1. Executive Summary

  • Iran’s security strategy in the Middle East has mainly been directed by ruling domestic actors, mostly conservative political leadership led by Ali Khamenei and the Islamic Revolutionary Guard Corps (IRGC). Mentioned actors represent a leading force behind the Shia Crescent that stretches through allied territories with presence of Hezbollah and Houthis as well as Shia-led regimes in Iraq and Syria. The crucial determinants of Iran’s security strategy have been both domestic, such as Khomeinism and related spread of the Islamic revolution across the region, and external, such as Sunni-Shia rivalry, Iran-Israel proxy war, or strengthening the role of Russia and Turkey.
  • The last decade saw the emergence of two informal alliances between Iran and Shia proxies on the one side and Israel, the US, and Sunni monarchies led by Saudi Arabia on the other. Russia and Turkey tend to be more pragmatic and have established a cooperation with both sides, though the one with Iran has been preferred in recent years.
  • Iran’s strengths encompass its military strength, the coherence of the Shia alliance, and the proven military capabilities of Iran and its proxies. Its weaknesses include conventional military weakness, considerable war attrition, and the pragmatic nature of the alliance with Russia and Turkey. A strengthening of this alliance would be an opportunity along with further exploitation of existing alliances within the Shia Crescent. Iran is primarily threatened by potential collapse of some proxies, most probably either Shia-dominated regime in Iraq or Houthis in Yemen, and limited strikes by Israel and the US.
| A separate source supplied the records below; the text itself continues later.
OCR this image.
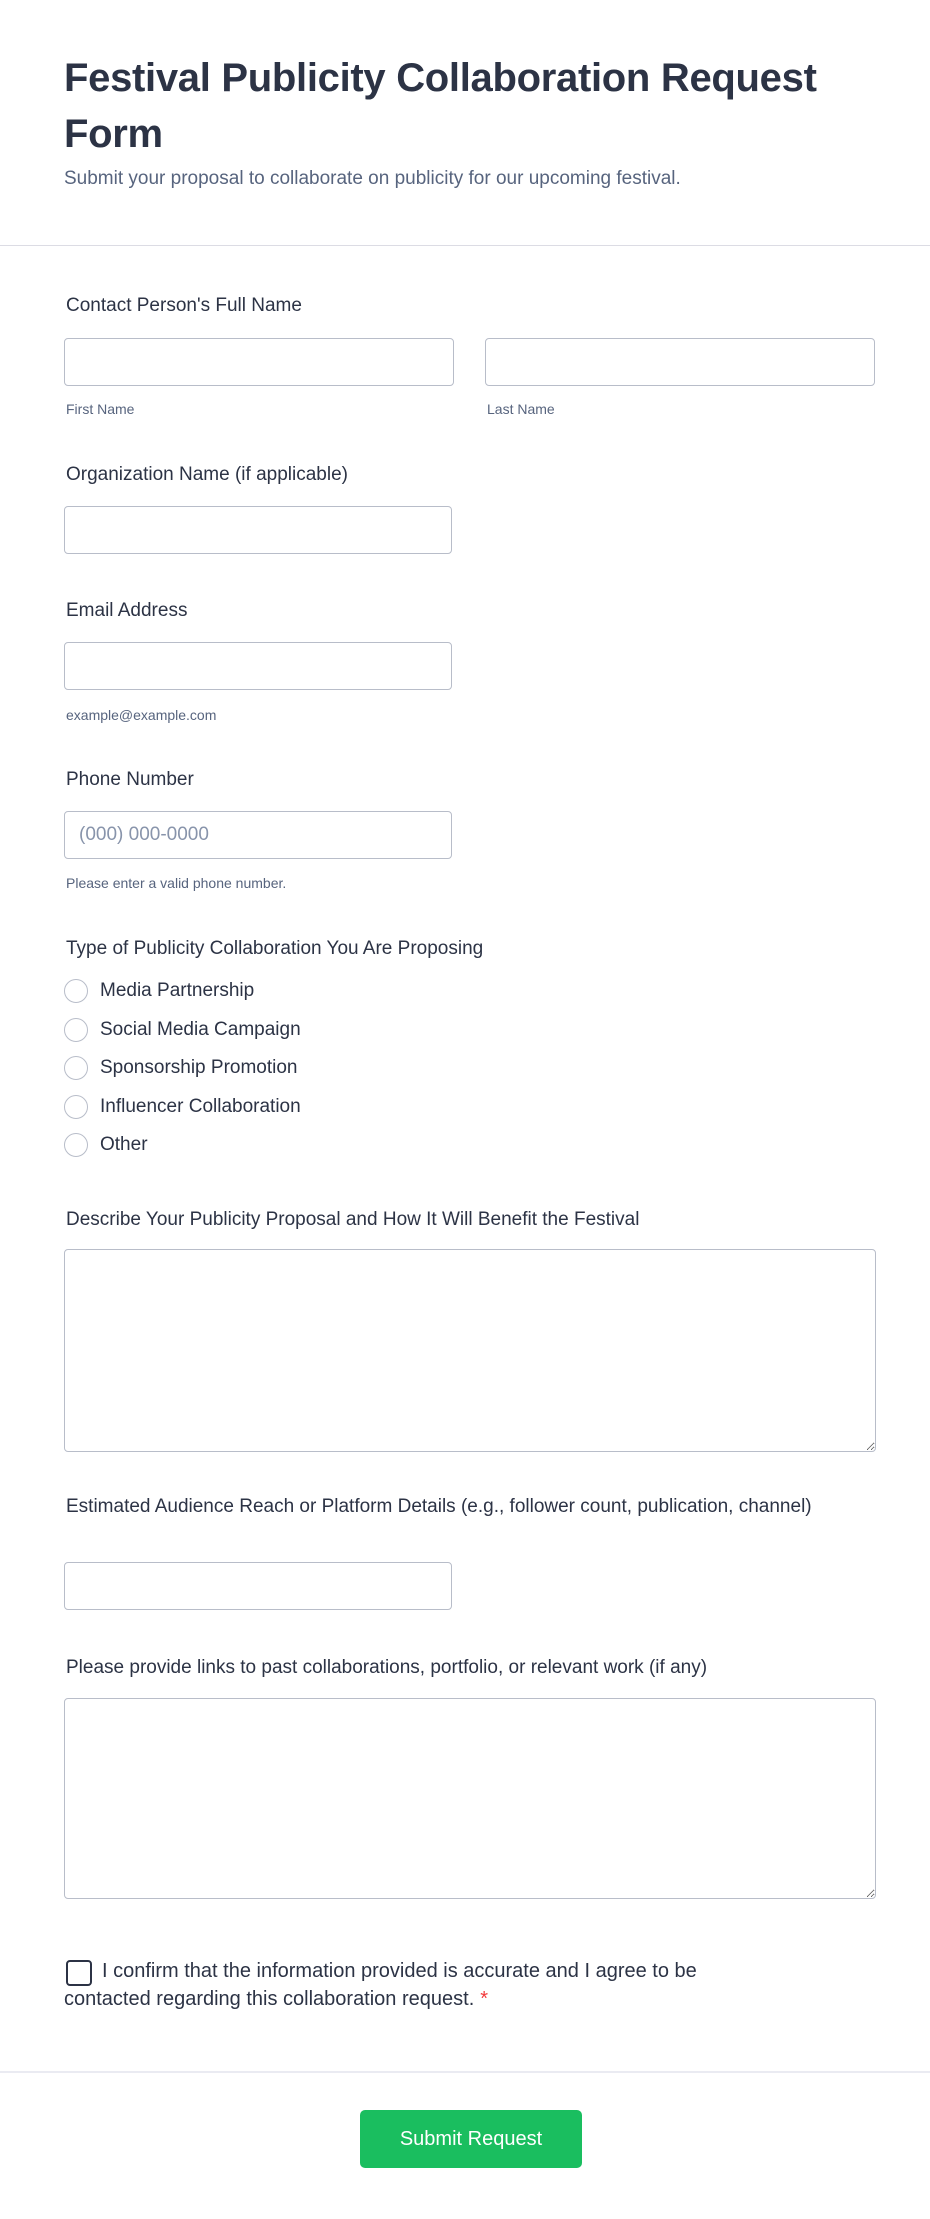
Festival Publicity Collaboration Request Form

Submit your proposal to collaborate on publicity for our upcoming festival.

Contact Person's Full Name
First Name	Last Name
Organization Name (if applicable)
Email Address
example@example.com
Phone Number
(000) 000-0000
Please enter a valid phone number.
Type of Publicity Collaboration You Are Proposing
Media Partnership
Social Media Campaign
Sponsorship Promotion
Influencer Collaboration
Other
Describe Your Publicity Proposal and How It Will Benefit the Festival
Estimated Audience Reach or Platform Details (e.g., follower count, publication, channel)
Please provide links to past collaborations, portfolio, or relevant work (if any)

I confirm that the information provided is accurate and I agree to be contacted regarding this collaboration request. *

Submit Request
  • Iran’s security goals and actions are linked primarily with two critical ongoing security issues: 1) A direct confrontation with the anti-Iranian coalition, and 2) A persistence of the Shia Crescent.
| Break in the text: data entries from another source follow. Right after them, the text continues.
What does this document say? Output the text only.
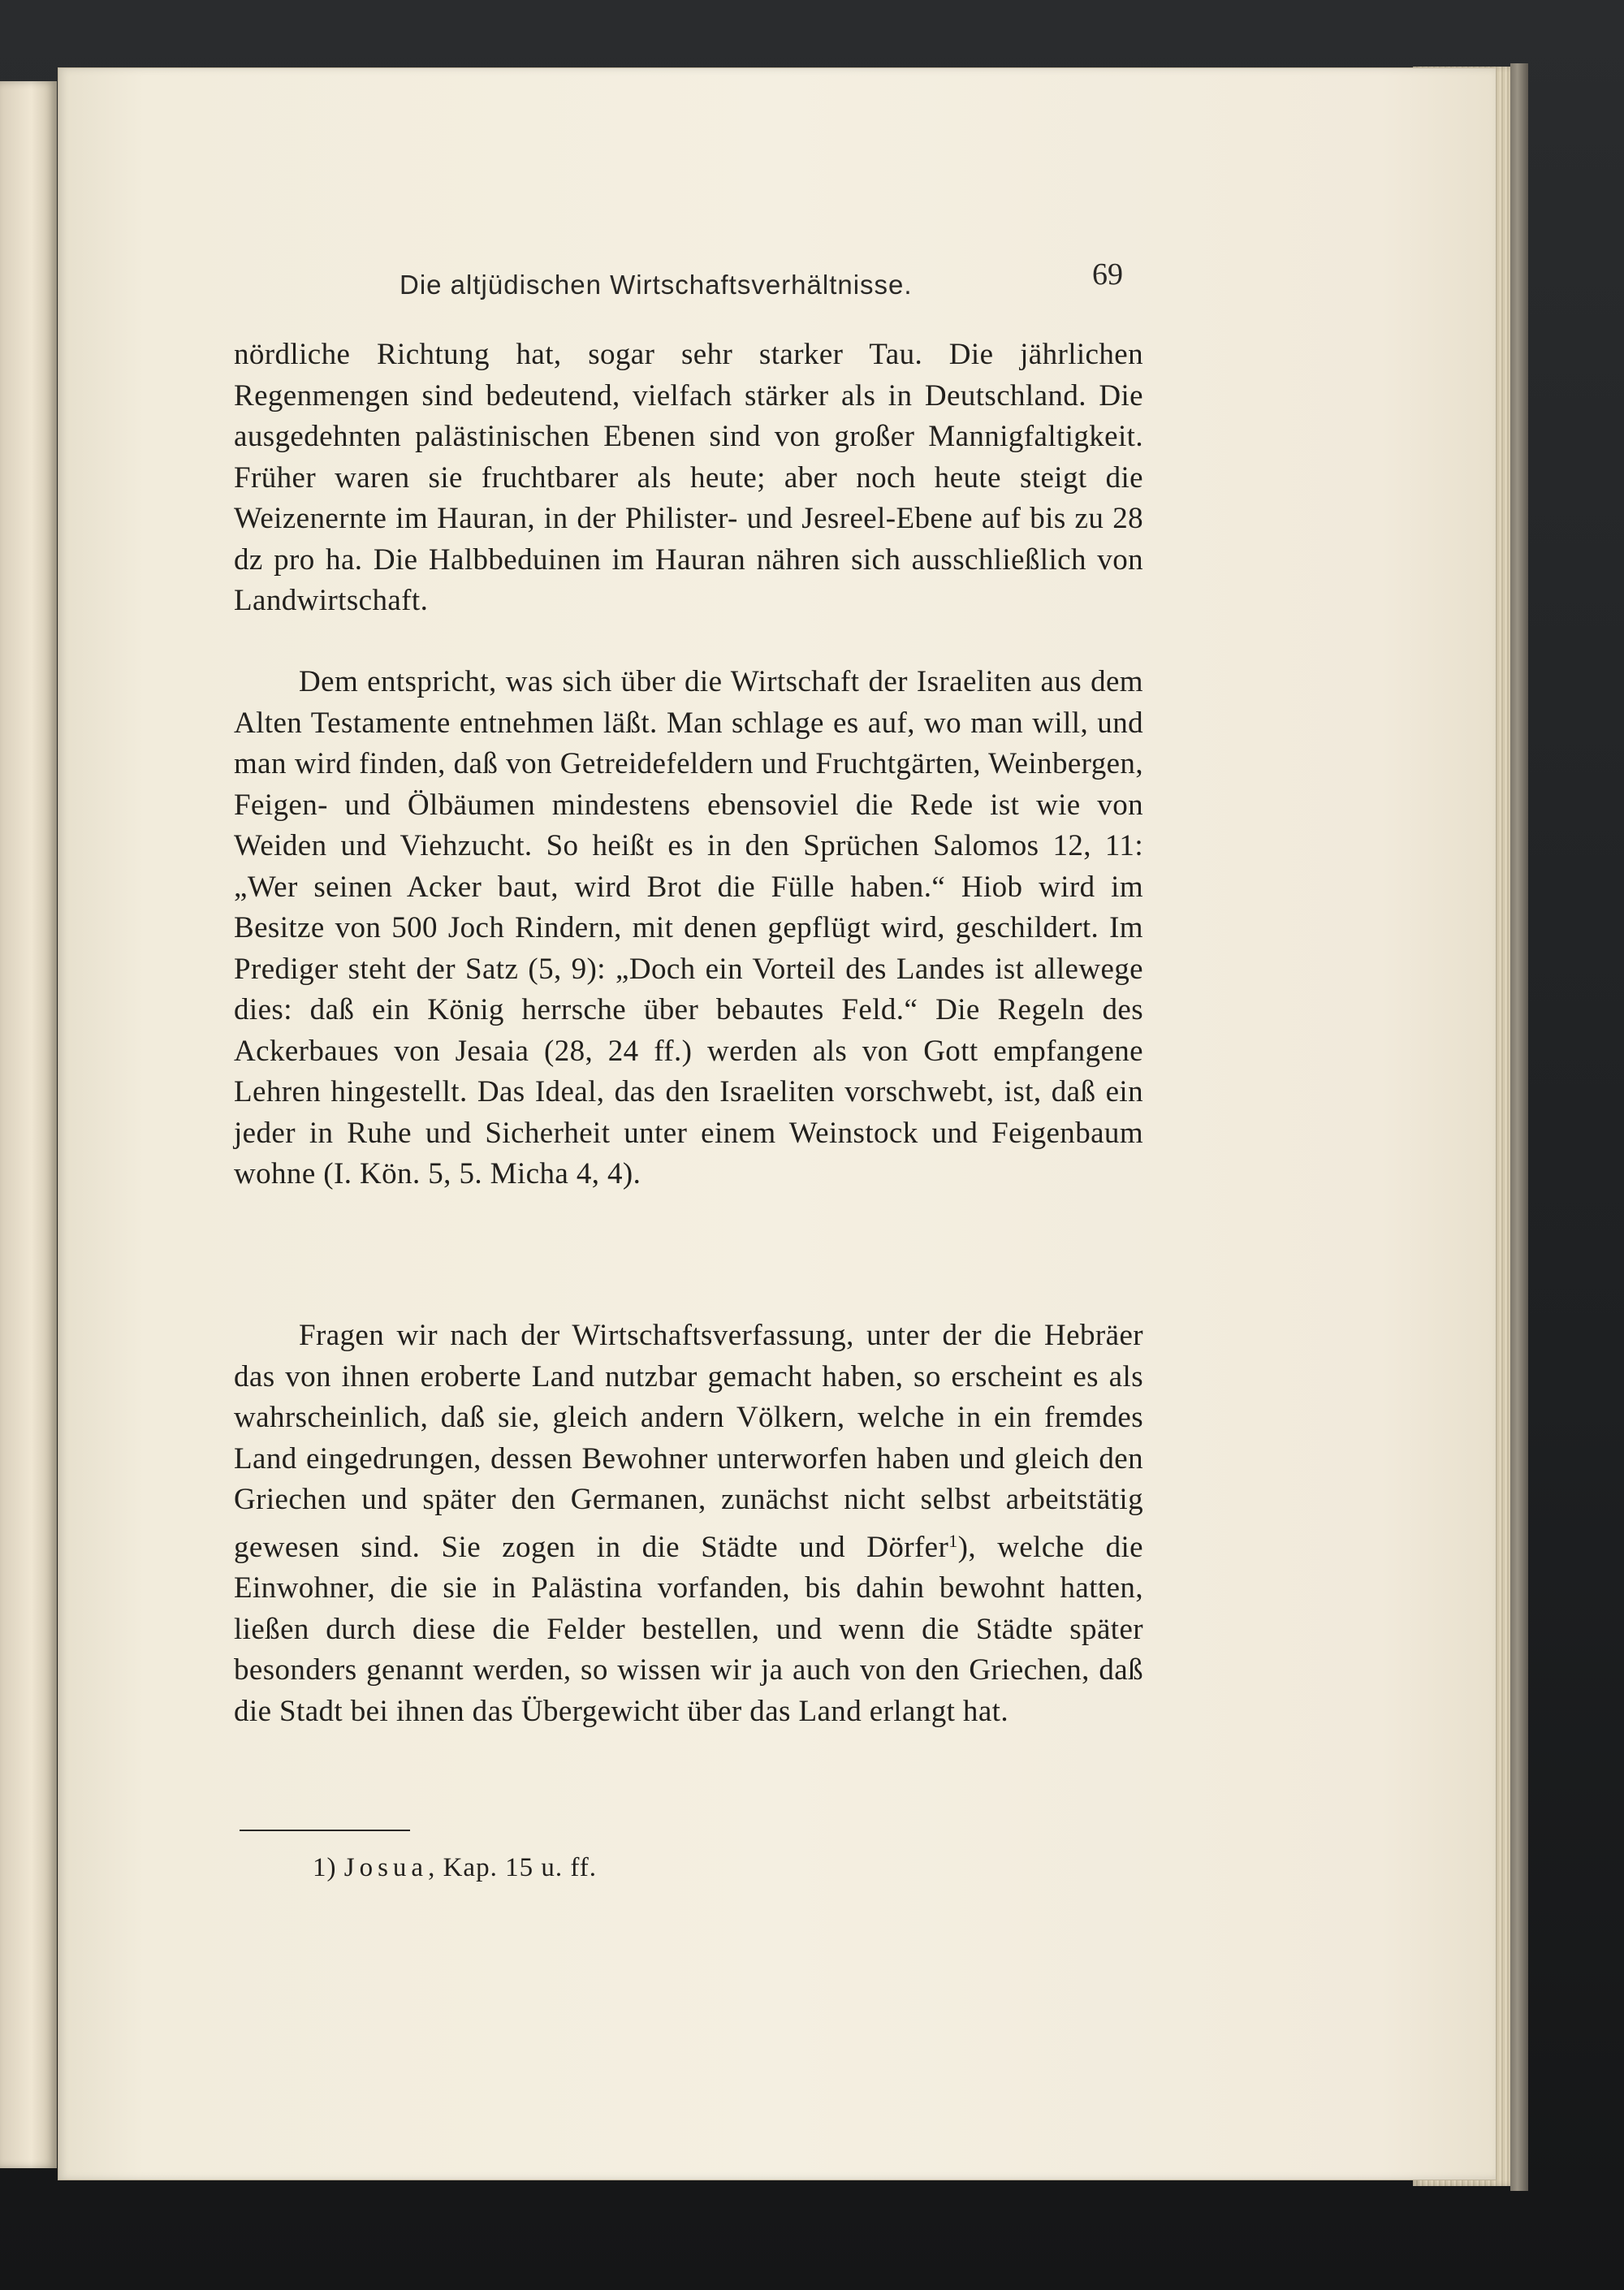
Die altjüdischen Wirtschaftsverhältnisse.	69
nördliche Richtung hat, sogar sehr starker Tau. Die jährlichen Regenmengen sind bedeutend, vielfach stärker als in Deutschland. Die ausgedehnten palästinischen Ebenen sind von großer Mannigfaltigkeit. Früher waren sie fruchtbarer als heute; aber noch heute steigt die Weizenernte im Hauran, in der Philister- und Jesreel-Ebene auf bis zu 28 dz pro ha. Die Halbbeduinen im Hauran nähren sich ausschließlich von Landwirtschaft.
Dem entspricht, was sich über die Wirtschaft der Israeliten aus dem Alten Testamente entnehmen läßt. Man schlage es auf, wo man will, und man wird finden, daß von Getreidefeldern und Fruchtgärten, Weinbergen, Feigen- und Ölbäumen mindestens ebensoviel die Rede ist wie von Weiden und Viehzucht. So heißt es in den Sprüchen Salomos 12, 11: „Wer seinen Acker baut, wird Brot die Fülle haben.“ Hiob wird im Besitze von 500 Joch Rindern, mit denen gepflügt wird, geschildert. Im Prediger steht der Satz (5, 9): „Doch ein Vorteil des Landes ist allewege dies: daß ein König herrsche über bebautes Feld.“ Die Regeln des Ackerbaues von Jesaia (28, 24 ff.) werden als von Gott empfangene Lehren hingestellt. Das Ideal, das den Israeliten vorschwebt, ist, daß ein jeder in Ruhe und Sicherheit unter einem Weinstock und Feigenbaum wohne (I. Kön. 5, 5. Micha 4, 4).
Fragen wir nach der Wirtschaftsverfassung, unter der die Hebräer das von ihnen eroberte Land nutzbar gemacht haben, so erscheint es als wahrscheinlich, daß sie, gleich andern Völkern, welche in ein fremdes Land eingedrungen, dessen Bewohner unterworfen haben und gleich den Griechen und später den Germanen, zunächst nicht selbst arbeitstätig gewesen sind. Sie zogen in die Städte und Dörfer$^1$), welche die Einwohner, die sie in Palästina vorfanden, bis dahin bewohnt hatten, ließen durch diese die Felder bestellen, und wenn die Städte später besonders genannt werden, so wissen wir ja auch von den Griechen, daß die Stadt bei ihnen das Übergewicht über das Land erlangt hat.
1) Josua, Kap. 15 u. ff.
  • Systemic changes in Iran are very unlikely, while considerable changes in strategy are probable only if Israel, Saudi Arabia, or the US would radically change their stances. Especially the US would be instrumental in changing the general line towards Tehran, though any rapprochement seems improbable now when the US strike targeted Qasem Soleimani. The same line as nowadays will persist in the foreseeable future.